I now realize what it was like for Rip van Winkle. Rip came back after 20 years; I have done so, too, but after only 18.
Our circumstances are different, of course. Rip slept; I left teaching in 1992 and returned to the classroom this year. Back then, I retired from the University at Buffalo, and this semester I find myself teaching a course at Buffalo State College. (My university colleague, Julie Sarama, and I are writing a math textbook and I sought this opportunity to try out draft chapters with these students.)
I had been warned before taking on this assignment: You were spoiled teaching bright university graduate students, but these are far less selective college kids. Some will still be in their teens, and they're liberal arts students as well. Get ready to be shocked.
Well, I have indeed been shocked. I am having a wonderful experience and I owe most of its pleasures to the two dozen fine young women and men in my class. These kids are great. I look at my grade book in wonder: every assignment completed by every student. They are far more serious than I was as an undergraduate, which has challenged me as their instructor.

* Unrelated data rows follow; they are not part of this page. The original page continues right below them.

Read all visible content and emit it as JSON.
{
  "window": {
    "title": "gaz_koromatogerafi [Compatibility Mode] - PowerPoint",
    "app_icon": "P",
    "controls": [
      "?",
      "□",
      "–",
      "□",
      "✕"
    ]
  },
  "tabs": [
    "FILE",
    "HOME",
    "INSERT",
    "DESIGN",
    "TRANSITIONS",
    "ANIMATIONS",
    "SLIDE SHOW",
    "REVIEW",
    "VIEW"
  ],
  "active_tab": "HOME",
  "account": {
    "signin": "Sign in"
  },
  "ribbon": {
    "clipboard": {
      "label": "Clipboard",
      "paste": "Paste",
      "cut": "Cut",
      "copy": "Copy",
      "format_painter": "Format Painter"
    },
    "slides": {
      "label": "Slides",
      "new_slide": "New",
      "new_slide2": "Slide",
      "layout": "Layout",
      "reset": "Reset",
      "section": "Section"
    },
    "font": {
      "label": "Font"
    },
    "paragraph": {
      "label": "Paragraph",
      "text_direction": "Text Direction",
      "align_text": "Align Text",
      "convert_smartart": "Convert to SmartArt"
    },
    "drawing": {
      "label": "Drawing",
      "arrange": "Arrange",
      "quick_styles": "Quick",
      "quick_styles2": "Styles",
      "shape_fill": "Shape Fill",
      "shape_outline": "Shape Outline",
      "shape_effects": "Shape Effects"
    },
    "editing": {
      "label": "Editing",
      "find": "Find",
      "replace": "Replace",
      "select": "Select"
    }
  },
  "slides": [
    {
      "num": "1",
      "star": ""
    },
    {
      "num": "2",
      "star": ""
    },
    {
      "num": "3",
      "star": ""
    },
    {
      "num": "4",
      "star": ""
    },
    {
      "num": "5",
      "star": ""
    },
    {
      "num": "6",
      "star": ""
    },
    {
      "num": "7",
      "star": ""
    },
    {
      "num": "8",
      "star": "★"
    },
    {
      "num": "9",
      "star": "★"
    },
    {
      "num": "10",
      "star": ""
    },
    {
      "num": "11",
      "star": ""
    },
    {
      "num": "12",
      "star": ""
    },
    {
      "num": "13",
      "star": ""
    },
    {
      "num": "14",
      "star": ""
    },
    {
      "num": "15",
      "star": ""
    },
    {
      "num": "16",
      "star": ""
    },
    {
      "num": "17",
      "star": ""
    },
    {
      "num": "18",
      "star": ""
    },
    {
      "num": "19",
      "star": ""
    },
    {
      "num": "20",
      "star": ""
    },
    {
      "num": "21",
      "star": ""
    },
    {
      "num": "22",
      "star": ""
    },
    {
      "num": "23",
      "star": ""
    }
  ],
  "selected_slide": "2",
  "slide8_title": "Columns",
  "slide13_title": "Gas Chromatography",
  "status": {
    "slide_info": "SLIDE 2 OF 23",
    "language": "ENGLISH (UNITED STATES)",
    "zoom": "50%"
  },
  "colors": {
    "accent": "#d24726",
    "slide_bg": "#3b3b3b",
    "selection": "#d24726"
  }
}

As a result of their industry, the quality of their work ranges from good to excellent. When they do have trouble with concepts, most often it is my fault.

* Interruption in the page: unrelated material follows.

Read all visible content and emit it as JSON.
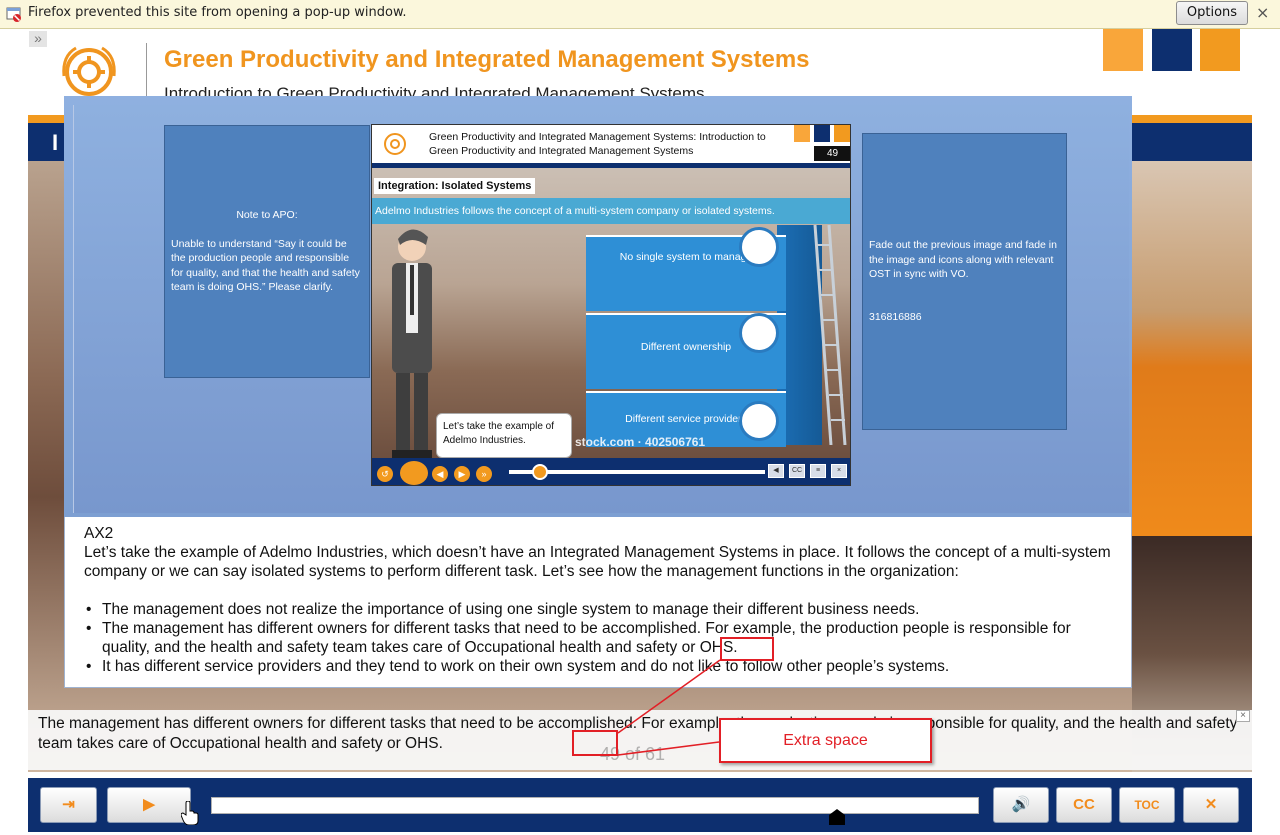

To get feedback from the students, I have them write brief commentaries in addition to their regular exercises, and those papers have been a regular source of enjoyment for me. They tell me when I or the text have not been clear and they suggest specific, very appropriate text changes.
But better still, they give me insights into their own lives, and I find this rejuvenating.
Many of them admit that they fear and dislike math. At the outset they told me, "When I discovered the class was math, I have to admit, my heart did skip a beat," and "I am not ashamed to admit that math is not my strong point. In fact, I strongly dislike the subject." In this they remind me of Charlie Brown, who told Lucy that he is best in subjects that are mostly a matter of opinion. But my students are toughing it out.
They have been very kind to me (after all, I will be assigning their grades). One wrote about some difficult exercises: "completing this homework assignment was definitely an esteem booster." But they do get in occasional indirect digs. My favorite: "Probability can get really complex, and in this class I expect it to be taught in its usual complex manner." Of course, the standard inquiries also appear: "Is the paper due before class or until midnight?"
These students don't realize just how out-of-touch I was when I returned to the classroom. I have had to get used to them all having computers. My classroom teacher's station is as complicated as a Boeing aircraft console and the associated equipment is mostly beyond me. I write on a white board with a pen instead of a slate blackboard with chalk. In one classroom, I turned to point at something I had written on the board and the board lighted up. I had to be shown how to turn it off.
I find myself perfectly happy to pass on this world to these fine young men and women. I know that they will do a better job with it than we have, and I thank them for putting up with this latter-day van Winkle.